The key to the Tenth Circuit’s decision was that ScriptPro kept accurate records of employees’ time worked, and had installed an automated recordkeeping system that allowed employees to access the timekeeping system from home and enter their daily time onto that system.  The burden on individual employees to show the amount of overtime worked is only relaxed, the Tenth Circuit held, where an employer fails to keep accurate records. 

In this case, the Court held, there was no failure by ScriptPro to keep accurate records, only a failure by plaintiff to comply with ScriptPro’s timekeeping system.  In summary, the Court concluded, where the employee fails to report time to the employer through the established overtime recordkeeping system, the failure by an employer to pay overtime is not an FLSA violation. 

In view of the Tenth Circuit’s ScriptPro decision, employers should review their recordkeeping and timekeeping systems, and may be well advised to implement systems that allow employees to enter asserted home work time into the systems directly.  Of course, this will require monitoring by employers to ensure employee accuracy and honesty in time reporting. 

Many employers utilize employee time recording systems for employees who spend significant amounts of their workdays away from a centralized jobsite.  Such a system could be easily be adapted to include time reporting for employees who legitimately spend time working from home or at other remote jobsite locations. 

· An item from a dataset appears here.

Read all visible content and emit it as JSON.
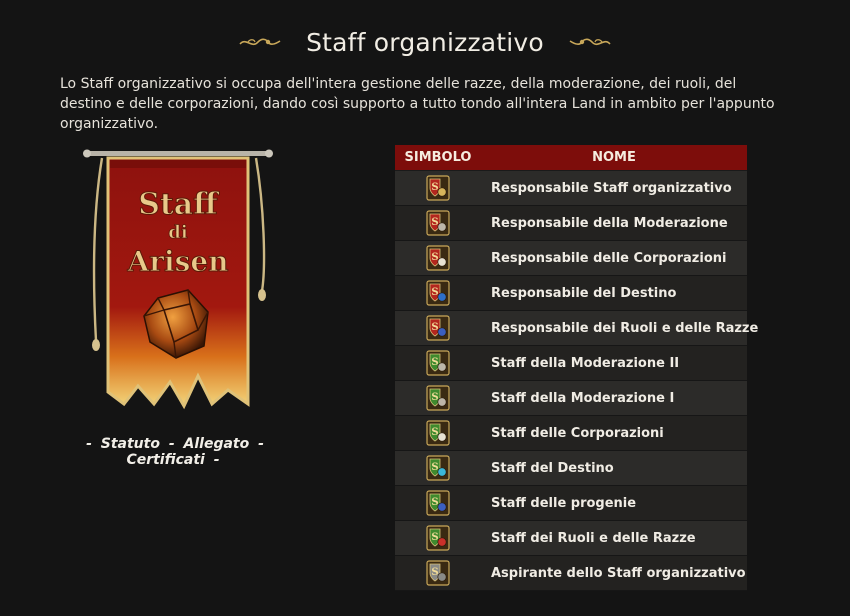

The remedy historically available to employers where employees assert they are working unauthorized overtime hours (against company policy or in direct and flagrant disregard of orders from supervisors) has been to discipline the employee and, if necessary, terminate the employment relationship – but the employer has always been required to pay for the asserted overtime work. 

The Tenth Circuit’s ScriptPro decision is a wakeup call to employers to review their timekeeping systems and, where appropriate, to implement new techniques that would apply to employees allegedly working at home.